Robuste Edge-Server mit vielfältigen Möglichkeiten

Der Server Simatic IPC RS-828A von Siemens kann mit zwei Prozessoren der AMD-Epyc-9004-Familie, maximal 6 TB RAM (24 DIMMs) und bis zu acht Laufwerken ausgerüstet werden. Die Prozessoren selbst sind in der Rechenleistung weit skalierbar. Die beiden 10G-Ethernet-Anschlüsse gewährleisten eine ebenso leistungsfähige wie redundante Einbindung in bestehende Netzwerke. Zudem sind eine Glasfaser-Anbindung und weitere Ethernet-Schnittstellen über PCIe-Erweiterungskarten möglich. Das System kann insgesamt bis zu sieben PCIe-Erweiterungskarten aufnehmen, davon zweimal je eine Doppel-Slot-Karte mit bis zu 350 W maximaler Verlustleistung, zum Beispiel für KI- oder Hardware-Simulationsbeschleunigerkarten.
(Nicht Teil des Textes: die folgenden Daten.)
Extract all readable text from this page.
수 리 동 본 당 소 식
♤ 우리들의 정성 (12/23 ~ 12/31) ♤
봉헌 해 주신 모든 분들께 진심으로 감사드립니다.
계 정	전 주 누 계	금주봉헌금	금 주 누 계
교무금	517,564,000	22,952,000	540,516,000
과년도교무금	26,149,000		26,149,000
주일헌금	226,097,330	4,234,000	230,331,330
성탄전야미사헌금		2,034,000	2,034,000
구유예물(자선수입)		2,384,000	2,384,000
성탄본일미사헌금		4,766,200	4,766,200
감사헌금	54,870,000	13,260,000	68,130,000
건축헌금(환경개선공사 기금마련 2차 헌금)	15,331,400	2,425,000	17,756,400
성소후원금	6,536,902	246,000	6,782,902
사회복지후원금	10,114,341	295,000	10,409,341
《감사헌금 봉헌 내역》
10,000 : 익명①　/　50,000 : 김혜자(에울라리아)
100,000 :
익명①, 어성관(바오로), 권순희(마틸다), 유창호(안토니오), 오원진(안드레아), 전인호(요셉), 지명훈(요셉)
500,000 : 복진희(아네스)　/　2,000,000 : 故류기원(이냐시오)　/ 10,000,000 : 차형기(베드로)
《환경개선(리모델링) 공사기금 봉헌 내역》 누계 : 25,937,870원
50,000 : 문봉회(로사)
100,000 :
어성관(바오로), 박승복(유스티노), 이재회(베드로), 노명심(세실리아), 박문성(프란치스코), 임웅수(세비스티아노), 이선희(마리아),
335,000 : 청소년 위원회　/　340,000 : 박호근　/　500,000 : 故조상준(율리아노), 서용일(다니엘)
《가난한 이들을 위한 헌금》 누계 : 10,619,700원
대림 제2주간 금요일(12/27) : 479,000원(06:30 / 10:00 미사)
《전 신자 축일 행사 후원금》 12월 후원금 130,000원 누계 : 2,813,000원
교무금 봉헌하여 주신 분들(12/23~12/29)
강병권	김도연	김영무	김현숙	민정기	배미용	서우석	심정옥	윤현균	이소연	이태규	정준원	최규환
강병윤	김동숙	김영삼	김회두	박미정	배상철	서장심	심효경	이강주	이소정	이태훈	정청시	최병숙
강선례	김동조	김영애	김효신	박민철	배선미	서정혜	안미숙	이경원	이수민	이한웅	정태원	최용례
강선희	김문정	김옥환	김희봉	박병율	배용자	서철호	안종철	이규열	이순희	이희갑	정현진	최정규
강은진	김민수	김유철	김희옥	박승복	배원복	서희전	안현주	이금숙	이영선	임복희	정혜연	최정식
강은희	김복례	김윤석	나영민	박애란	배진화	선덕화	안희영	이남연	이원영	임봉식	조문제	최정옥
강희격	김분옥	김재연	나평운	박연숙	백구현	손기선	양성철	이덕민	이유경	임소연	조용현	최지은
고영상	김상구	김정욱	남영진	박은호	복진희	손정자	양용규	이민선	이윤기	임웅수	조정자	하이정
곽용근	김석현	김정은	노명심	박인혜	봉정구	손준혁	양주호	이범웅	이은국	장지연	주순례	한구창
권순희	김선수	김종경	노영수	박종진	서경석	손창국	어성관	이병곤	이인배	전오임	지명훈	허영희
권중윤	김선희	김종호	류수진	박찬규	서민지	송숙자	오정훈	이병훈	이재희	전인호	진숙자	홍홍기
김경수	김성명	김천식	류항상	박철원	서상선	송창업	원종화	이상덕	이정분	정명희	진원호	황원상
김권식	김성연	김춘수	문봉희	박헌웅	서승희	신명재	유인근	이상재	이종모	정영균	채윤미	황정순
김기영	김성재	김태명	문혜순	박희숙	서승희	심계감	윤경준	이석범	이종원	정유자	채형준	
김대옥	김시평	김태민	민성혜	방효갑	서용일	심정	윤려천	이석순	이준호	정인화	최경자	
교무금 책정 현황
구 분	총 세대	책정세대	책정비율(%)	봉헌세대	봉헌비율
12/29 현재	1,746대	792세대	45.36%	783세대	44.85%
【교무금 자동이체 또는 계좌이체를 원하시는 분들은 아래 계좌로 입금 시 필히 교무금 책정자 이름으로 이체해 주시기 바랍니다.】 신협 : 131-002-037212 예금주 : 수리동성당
Aufgrund der kompakten Bauweise und des integrierten Kühlsystems mit Luftfilter lassen sich mehrere Systeme zusammenfassen. Hiermit lassen sich konvergente Infrastrukturen beziehungsweise Rechenzentren direkt in Industrieumgebungen aufbauen. Als Betriebssysteme unterstützt Siemens Windows Server, RedHat Linux und VMware, als Management-Plattformen IPMI sowie Redfish. Zu einem späteren Zeitpunkt sollen zudem Applikationen für das Edge-Computing wie Industrial Edge von Siemens verfügbar sein. Hiermit können IT-Administratoren schnell und einfach Anforderungen aus der Produktion umsetzen sowie Updates und neue Apps zentral verwalten und ausrollen.

Zielgruppen sind primär OEMs und deren Zulieferer, die mit dem Rack-Datencenter vor Ort komplexe Produktionssysteme aufbauen können. Zudem lassen sich bestehende Altsysteme konsolidieren und virtualisieren. Weitere Einsatzmöglichkeiten sind Produktions- und Fertigungsumgebungen einschließlich fahrerloser Transport- und Logistiksysteme, die Prozessautomatisierung oder Simulations- und Testumgebungen sowie KI-Anwendungen. Aufgrund der hohen Zuverlässigkeit und Verfügbarkeit eignen sich die Server auch als Infrastruktur für 5G-Anwendungen und Campusnetze.